Zeit der Andacht in Israel

   

                                           
             Slichot-Gebet

Seit Anfang letzter  Woche befinden wir uns im jüdischen Monats Elul (des letzte Monat des jüdischen Jahres). Und da ist es Tradition, bei Morgengrauen die sogenannten Slichot-Gebete zu singen.

 Bei den Slichot-Gebeten handelt es sich um sogenannte "Piyutim" - das sind lithurgische Gedichte aus dem Mittelalter oder älter, die sich oft reimen, und manchmal in alphabetischer Reihenfolge geschrieben werden, und die später in Musik gesetzt werden. Sie heiligen den Namen des Ewigen und bitten gleichzeitig um Vergebung für das sündenvolle und unbescheidene Leben des letzten Jahres.

Bei den Sepharden werden die Slichot um 5 Uhr früh,also vor Sonnenaufgang und dem Morgengebet, gebetet, während bei den Ashkenazen es spät am Abend, meist nach Mitternacht gebetet werden. Und so sieht man in religiösen Gegenden wie z.B. Nachlaot in Jerusalem oft um 4:30 einen Mann mit einer Glocke durch die Nachbarschaft gehen, der mit Geklingel und "Slichot, Slichot" die Leute aufweckt.

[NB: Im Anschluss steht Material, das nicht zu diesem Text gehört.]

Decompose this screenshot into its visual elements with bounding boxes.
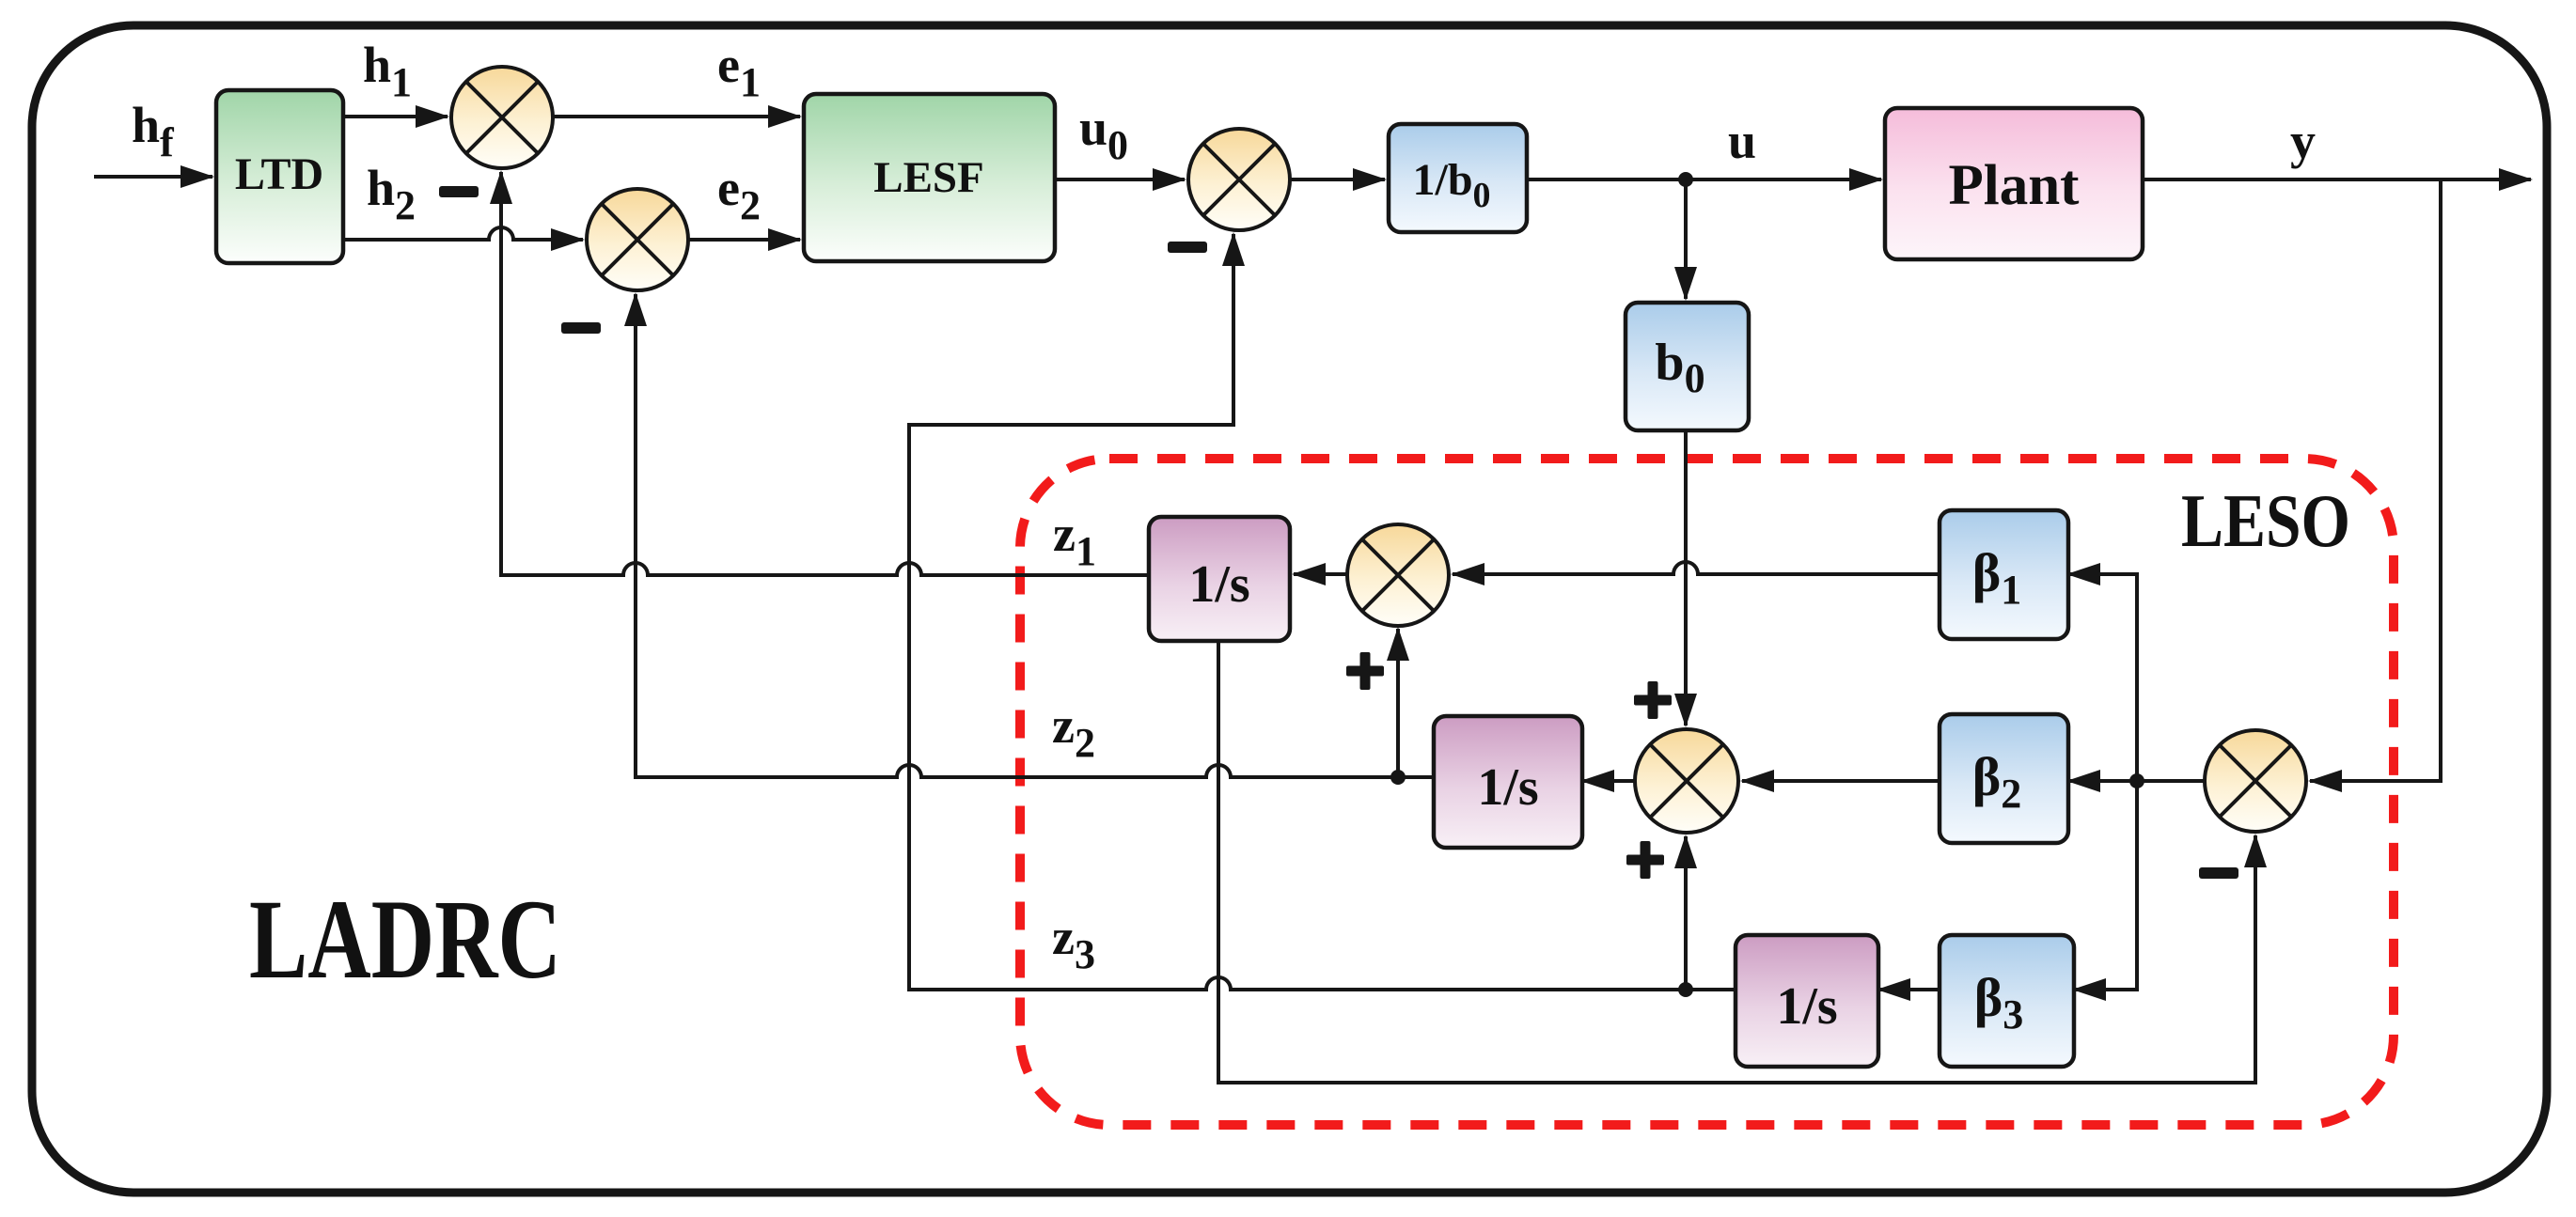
svg-text:y: y — [2290, 113, 2316, 169]
svg-text:u0: u0 — [1079, 100, 1128, 168]
svg-text:1/s: 1/s — [1477, 758, 1538, 817]
svg-text:z1: z1 — [1053, 506, 1096, 574]
svg-text:LESF: LESF — [873, 153, 984, 202]
svg-text:LADRC: LADRC — [249, 877, 561, 1003]
svg-text:Plant: Plant — [1949, 154, 2081, 217]
svg-text:1/s: 1/s — [1188, 555, 1249, 614]
svg-text:LESO: LESO — [2181, 478, 2350, 563]
svg-text:h1: h1 — [363, 37, 412, 105]
svg-text:h2: h2 — [367, 160, 416, 228]
svg-text:z3: z3 — [1052, 909, 1095, 977]
svg-text:e2: e2 — [717, 160, 761, 228]
svg-text:LTD: LTD — [235, 149, 323, 199]
svg-text:z2: z2 — [1052, 697, 1095, 766]
svg-text:hf: hf — [132, 97, 175, 165]
svg-text:1/s: 1/s — [1776, 977, 1837, 1036]
svg-text:e1: e1 — [717, 37, 761, 105]
svg-text:u: u — [1728, 113, 1756, 169]
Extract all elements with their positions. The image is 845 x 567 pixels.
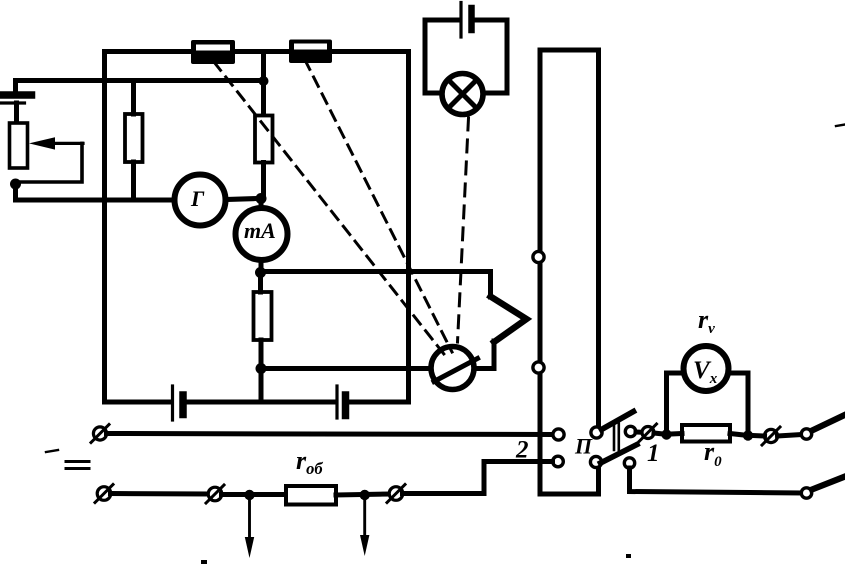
wire: box bottom edge segment 2 (187, 400, 335, 405)
battery B1 (external source, top-left) (0, 81, 32, 124)
svg-text:rоб: rоб (296, 446, 323, 478)
switch П: right contacts (625, 426, 635, 436)
switch П: link bars (614, 424, 619, 451)
wire: bottom right run (630, 468, 802, 493)
terminal &#8960; lower 2 (206, 485, 224, 503)
terminal: scale lower (533, 362, 544, 373)
beam pointer (chevron to scale) (475, 297, 527, 369)
wire (336, 494, 390, 495)
resistor R3 (vertical, left branch) (125, 81, 143, 201)
terminal: panel input 2a (553, 429, 564, 440)
wire: box bottom edge segment 3 (349, 400, 409, 405)
svg-text:rv: rv (698, 305, 715, 337)
wire: source feed to box (16, 78, 264, 83)
speck (right margin tick) (836, 125, 845, 127)
label = (DC source) (66, 462, 89, 469)
terminal &#8960; lower 1 (95, 485, 113, 503)
wire: upper input run (107, 434, 553, 435)
node: tap arrow 2 (360, 490, 370, 500)
milliammeter mA (236, 199, 288, 261)
rheostat R (variable resistor with tap arrow) (10, 123, 84, 182)
battery B3 (right, in box bottom) (337, 386, 346, 418)
svg-text:П: П (574, 434, 593, 459)
wire (111, 491, 209, 497)
terminal &#8960; right (762, 427, 780, 445)
voltmeter loop (667, 373, 749, 436)
node: r0 left junction (661, 429, 671, 439)
wire (753, 435, 802, 437)
resistor R5 (vertical, lower branch) (254, 273, 272, 369)
lamp unit box (425, 20, 507, 93)
terminal &#8960; upper-left (91, 425, 109, 443)
switch П: blades (601, 412, 638, 464)
battery B2 (left, in box bottom) (173, 386, 184, 420)
wire: box bottom edge segment 1 (105, 400, 171, 405)
light ray (dashed) from R2 to mirror (305, 60, 452, 352)
terminal &#8960; lower 3 (387, 485, 405, 503)
arrow tap 1 (245, 499, 254, 558)
scale panel (540, 50, 599, 494)
speck (caption remnant left) (201, 560, 207, 564)
wire: lower source wire to galvanometer (16, 184, 175, 200)
device box (potentiometer unit) (105, 52, 409, 403)
light ray (dashed) from lamp L1 to mirror (458, 118, 469, 342)
arrow tap 2 (360, 499, 369, 556)
node: below mA (255, 267, 266, 278)
wire (654, 433, 663, 434)
terminal &#8960; (point 1) (640, 424, 657, 441)
resistor R2 (top shunt, right) (289, 40, 332, 64)
node: r0 right junction (743, 430, 753, 440)
speck (dash left of =) (46, 450, 58, 452)
lamp L1 (442, 74, 483, 115)
switch: bottom right (801, 477, 845, 499)
speck (caption remnant right) (626, 554, 631, 558)
wire: beam pointer top run (261, 272, 491, 298)
battery B4 (lamp unit) (461, 3, 472, 38)
wire (636, 430, 642, 435)
terminal: panel input 2b (553, 456, 564, 467)
node: feed junction (259, 76, 269, 86)
resistor r0 (671, 425, 744, 442)
voltmeter Vx (684, 346, 729, 391)
node: rheostat tap junction (10, 179, 21, 190)
light ray (dashed) from R1 to mirror (214, 62, 447, 358)
galvanometer G (175, 175, 226, 226)
switch: top right (801, 416, 843, 440)
galvanometer lamp with mirror (431, 347, 478, 390)
node: tap arrow 1 (244, 490, 254, 500)
resistor r_ob (286, 486, 336, 505)
node: lower junction (256, 363, 267, 374)
switch П: left contacts (591, 427, 602, 438)
svg-text:тА: тА (244, 218, 276, 243)
wire: tap vertical from top edge (261, 52, 266, 116)
resistor R4 (vertical, middle branch) (255, 116, 273, 199)
wire: G to junction (226, 199, 259, 200)
svg-text:1: 1 (647, 440, 660, 467)
resistor R1 (top shunt, left) (191, 40, 235, 64)
node: above mA (256, 193, 267, 204)
terminal: scale upper (533, 251, 544, 262)
wire (222, 492, 287, 497)
wire: lower input step to panel (403, 462, 553, 494)
wire: junction to lamp (261, 366, 432, 371)
svg-text:Г: Г (190, 186, 205, 211)
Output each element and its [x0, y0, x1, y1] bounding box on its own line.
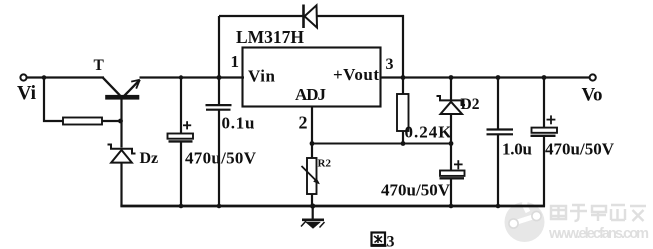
- capacitor 0.1u: [206, 16, 232, 206]
- wire Dz to rail: [120, 163, 122, 207]
- svg-text:3: 3: [386, 56, 394, 73]
- capacitor 470u/50V final electrolytic: [531, 78, 558, 207]
- svg-text:Vo: Vo: [582, 85, 603, 106]
- resistor 0.24K: [397, 78, 409, 145]
- svg-text:+Vout: +Vout: [333, 65, 379, 84]
- node 1.0u top junction: [496, 75, 501, 80]
- node cap1 bottom: [179, 204, 184, 209]
- wire D2 to cap: [450, 114, 452, 171]
- watermark logo circle: [505, 196, 545, 242]
- node ADJ junction: [310, 141, 315, 146]
- svg-text:0.1u: 0.1u: [222, 114, 255, 133]
- zener diode Dz: [108, 145, 136, 163]
- svg-text:Vin: Vin: [248, 67, 276, 86]
- svg-text:R2: R2: [318, 158, 332, 170]
- node 0.24K bottom junction: [401, 141, 406, 146]
- wire input to transistor: [27, 76, 104, 78]
- node collector junction: [118, 119, 123, 124]
- capacitor 470u/50V output electrolytic: [440, 160, 465, 206]
- op-amp/regulator U1 LM317H box: [243, 48, 381, 107]
- svg-text:1.0u: 1.0u: [502, 140, 532, 159]
- svg-text:Vi: Vi: [17, 82, 36, 104]
- node 470u right top junction: [542, 75, 547, 80]
- node 1.0u bottom rail junction: [496, 204, 501, 209]
- svg-text:LM317H: LM317H: [236, 27, 304, 47]
- svg-text:470u/50V: 470u/50V: [185, 149, 257, 168]
- wire ADJ horizontal: [312, 143, 451, 145]
- svg-text:T: T: [94, 57, 105, 74]
- input terminal Vi: [20, 74, 26, 80]
- node cap1 top: [179, 75, 183, 79]
- protection diode D1 top: [304, 5, 318, 29]
- svg-text:Dz: Dz: [140, 150, 159, 167]
- svg-text:0.24K: 0.24K: [405, 123, 453, 142]
- node R2 bottom rail junction: [310, 203, 315, 208]
- svg-text:2: 2: [299, 113, 308, 133]
- rheostat R2: [302, 158, 320, 207]
- zener diode D2: [437, 96, 466, 114]
- svg-text:ADJ: ADJ: [295, 85, 327, 104]
- svg-text:470u/50V: 470u/50V: [545, 140, 615, 159]
- node 0.1u bottom: [217, 204, 222, 209]
- svg-text:www.elecfans.com: www.elecfans.com: [548, 226, 649, 242]
- node cap2 bottom rail junction: [449, 204, 454, 209]
- svg-text:3: 3: [387, 234, 395, 249]
- ground rail: [120, 205, 545, 208]
- wire top loop right: [317, 16, 404, 78]
- resistor R1 (base resistor, unlabeled): [63, 118, 102, 125]
- node D2 top junction: [449, 75, 454, 80]
- ground: [301, 206, 325, 229]
- output terminal Vo: [590, 74, 596, 80]
- svg-text:470u/50V: 470u/50V: [381, 181, 451, 200]
- node pin3 junction: [401, 75, 406, 80]
- watermark chinese text: [551, 205, 646, 221]
- svg-text:1: 1: [231, 52, 240, 71]
- wire pin2 ADJ down: [311, 107, 313, 159]
- wire top loop: [219, 15, 303, 17]
- node ADJ-D2 junction: [449, 141, 454, 146]
- wire D2 column top: [450, 78, 452, 101]
- capacitor 1.0u: [487, 78, 514, 207]
- node 0.1u top junction: [217, 75, 222, 80]
- wire resistor to collector node: [102, 120, 122, 122]
- capacitor 470u/50V input electrolytic: [168, 78, 194, 207]
- svg-text:D2: D2: [461, 96, 480, 113]
- wire output main: [381, 76, 591, 78]
- node input junction: [42, 75, 47, 80]
- caption 图3: [371, 233, 387, 246]
- wire emitter to IC: [140, 76, 245, 78]
- wire down from input node: [44, 78, 63, 122]
- transistor T: [103, 78, 140, 148]
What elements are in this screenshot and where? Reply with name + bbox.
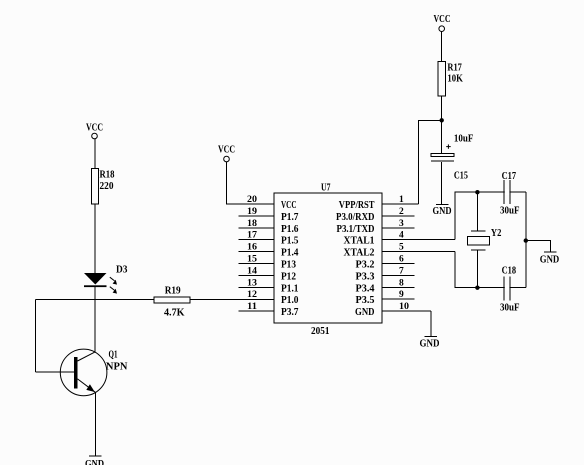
U7 pin 16 (P1.4) — [239, 243, 300, 259]
wire pin 10 to ground — [430, 311, 432, 336]
wire Y2 bottom to junction — [476, 250, 478, 288]
ground (U7 pin 10) — [420, 337, 440, 350]
U7 pin 12 (P1.0) — [247, 290, 299, 306]
power VCC (U7 pin 20) — [218, 145, 235, 162]
ground (crystal net) — [540, 252, 560, 265]
transistor Q1 — [60, 349, 128, 396]
wire junction to Y2 top — [476, 192, 478, 231]
svg-text:P3.5: P3.5 — [356, 295, 375, 306]
capacitor C15 (10uF polarized) — [431, 134, 473, 182]
ground (emitter) — [85, 456, 104, 465]
wire R17 to C15 — [441, 96, 443, 154]
LED D3 — [84, 265, 128, 294]
svg-text:6: 6 — [399, 255, 404, 265]
svg-text:Y2: Y2 — [491, 228, 502, 239]
U7 pin 5 (XTAL2) — [344, 243, 456, 259]
svg-text:5: 5 — [399, 243, 404, 253]
U7 pin 9 (P3.5) — [356, 290, 415, 306]
svg-text:D3: D3 — [116, 265, 128, 276]
svg-text:P1.0: P1.0 — [281, 295, 299, 306]
svg-text:15: 15 — [247, 255, 257, 265]
svg-text:P12: P12 — [281, 271, 296, 282]
U7 pin 20 (VCC) — [247, 195, 297, 211]
U7 pin 2 (P3.0/RXD) — [336, 207, 415, 223]
svg-text:10uF: 10uF — [454, 134, 474, 145]
svg-text:P3.2: P3.2 — [356, 260, 375, 271]
svg-text:U7: U7 — [321, 183, 331, 194]
svg-text:10: 10 — [399, 302, 409, 312]
svg-text:19: 19 — [247, 207, 257, 217]
svg-text:C15: C15 — [454, 171, 468, 182]
IC U7 (2051) body — [274, 183, 382, 338]
svg-text:P1.1: P1.1 — [281, 283, 299, 294]
svg-text:VCC: VCC — [86, 123, 103, 134]
svg-text:GND: GND — [355, 307, 375, 318]
svg-text:P1.4: P1.4 — [281, 248, 299, 259]
svg-text:P3.0/RXD: P3.0/RXD — [336, 212, 375, 223]
svg-text:1: 1 — [399, 195, 404, 205]
svg-text:GND: GND — [420, 339, 440, 350]
junction node XTAL1 — [475, 190, 479, 194]
svg-text:XTAL1: XTAL1 — [344, 236, 375, 247]
svg-text:220: 220 — [100, 181, 114, 192]
svg-text:3: 3 — [399, 219, 404, 229]
U7 pin 10 (GND) — [355, 302, 431, 318]
svg-text:VCC: VCC — [281, 200, 297, 211]
svg-text:P3.4: P3.4 — [356, 283, 376, 294]
svg-text:P1.5: P1.5 — [281, 236, 299, 247]
svg-text:10K: 10K — [447, 74, 463, 85]
power VCC (left branch) — [86, 123, 103, 139]
U7 pin 15 (P13) — [239, 255, 297, 271]
svg-text:P3.7: P3.7 — [281, 307, 299, 318]
svg-text:P3.1/TXD: P3.1/TXD — [337, 224, 375, 235]
svg-text:18: 18 — [247, 219, 257, 229]
svg-text:Q1: Q1 — [109, 350, 118, 361]
U7 pin 19 (P1.7) — [239, 207, 299, 223]
svg-text:9: 9 — [399, 290, 404, 300]
wire C15 to ground — [441, 162, 443, 204]
U7 pin 13 (P1.1) — [239, 278, 299, 294]
svg-text:8: 8 — [399, 278, 404, 288]
svg-text:13: 13 — [247, 278, 257, 288]
svg-text:XTAL2: XTAL2 — [344, 248, 375, 259]
U7 pin 17 (P1.5) — [239, 231, 299, 247]
svg-text:P1.6: P1.6 — [281, 224, 299, 235]
svg-text:14: 14 — [247, 266, 257, 276]
svg-text:7: 7 — [399, 266, 404, 276]
svg-text:20: 20 — [247, 195, 257, 205]
svg-text:P3.3: P3.3 — [356, 271, 375, 282]
U7 pin 11 (P3.7) — [239, 302, 299, 318]
wire VCC to pin 20 — [227, 162, 275, 205]
crystal Y2 — [467, 228, 501, 250]
U7 pin 18 (P1.6) — [239, 219, 299, 235]
svg-text:R18: R18 — [100, 170, 115, 181]
wire VCC to R18 — [94, 139, 96, 169]
U7 pin 3 (P3.1/TXD) — [337, 219, 415, 235]
svg-text:4: 4 — [399, 231, 404, 241]
wire Q1 emitter to ground — [94, 392, 96, 456]
resistor R17 — [438, 62, 463, 97]
wire D3 to Q1 collector — [94, 287, 96, 352]
wire right leg C17-C18 — [525, 192, 527, 288]
svg-text:R19: R19 — [165, 286, 181, 297]
wire to right ground — [526, 241, 551, 252]
junction node VPP/RST — [440, 118, 444, 122]
svg-text:VCC: VCC — [434, 14, 451, 25]
svg-text:4.7K: 4.7K — [164, 308, 185, 319]
resistor R18 — [92, 169, 115, 205]
capacitor C17 (30uF) — [500, 171, 520, 217]
svg-text:P13: P13 — [281, 260, 296, 271]
svg-text:NPN: NPN — [106, 362, 128, 373]
U7 pin 8 (P3.4) — [356, 278, 415, 294]
svg-text:C17: C17 — [502, 171, 516, 182]
U7 pin 1 (VPP/RST) — [339, 195, 419, 211]
svg-text:GND: GND — [433, 206, 452, 217]
svg-text:C18: C18 — [502, 266, 516, 277]
wire VCC to R17 — [441, 32, 443, 62]
capacitor C18 (30uF) — [500, 266, 520, 314]
svg-text:GND: GND — [85, 459, 104, 465]
junction node XTAL2 — [475, 286, 479, 290]
junction node right leg — [524, 238, 528, 242]
svg-text:R17: R17 — [447, 63, 462, 74]
svg-text:2051: 2051 — [311, 326, 330, 337]
wire to base bar — [36, 371, 75, 373]
svg-text:VCC: VCC — [218, 145, 235, 156]
resistor R19 — [154, 286, 190, 319]
svg-text:30uF: 30uF — [500, 303, 520, 314]
svg-text:30uF: 30uF — [500, 206, 520, 217]
U7 pin 7 (P3.3) — [356, 266, 415, 282]
svg-text:P1.7: P1.7 — [281, 212, 299, 223]
ground (C15) — [433, 204, 452, 217]
svg-text:11: 11 — [247, 302, 257, 312]
svg-text:VPP/RST: VPP/RST — [339, 200, 375, 211]
wire XTAL2 down — [455, 252, 526, 288]
svg-text:2: 2 — [399, 207, 404, 217]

Trotz des Ernst dieser Gebete und des damit verbundenen Insichgehens ist es aber eine wunderschöne Tradition, wo man die Möglichkeit hat, wunderschöne Melodien zu hören und zu singen, und oft wird süßer Tee und Süßigkeiten serviert, um die späten Nacht- oder frühen Morgenstunden zu versüßen.

In letzten Jahren ist es Tradition geworden, dass auch Nicht-Religiöse Slichot-Touren durch religöse Gegenden machen - das sind meist Nachttouren, wo man verschiedenen Nachbarschaften und Synagogen verschiedener Gemeinden sieht - und vor allem hört. Hier ein Beispiel für zwei Slichot-Piyutim, wunderschön vorgesungen von Lior Amendy.

Ein weiterer Trend ist es, dass bekannte israelische Sänger Slichot-Piyutim neu vertonen - hier Meir Banai sel. And., der "El Nora Alila" (wie schlimm sind unsere Taten) singt, dessen zweite Zeile heisst "himza lanu mechila be-shaat ha-Neila" (vergebe uns, wenn sich die Pforten schließen), wobei die Pforten des Himmels gemeint sind, die sich beim Schlussgebet von Jom Kippur, dass auch so heisst -Neila - schließen.

Wir wünschen allen Lesern ein Shana Tova u-Metuka (ein gutes und süßes Neues Jahr), und dass der Adon HaSlichot, der Vater der Slichot, die Gebete erhöhern möge.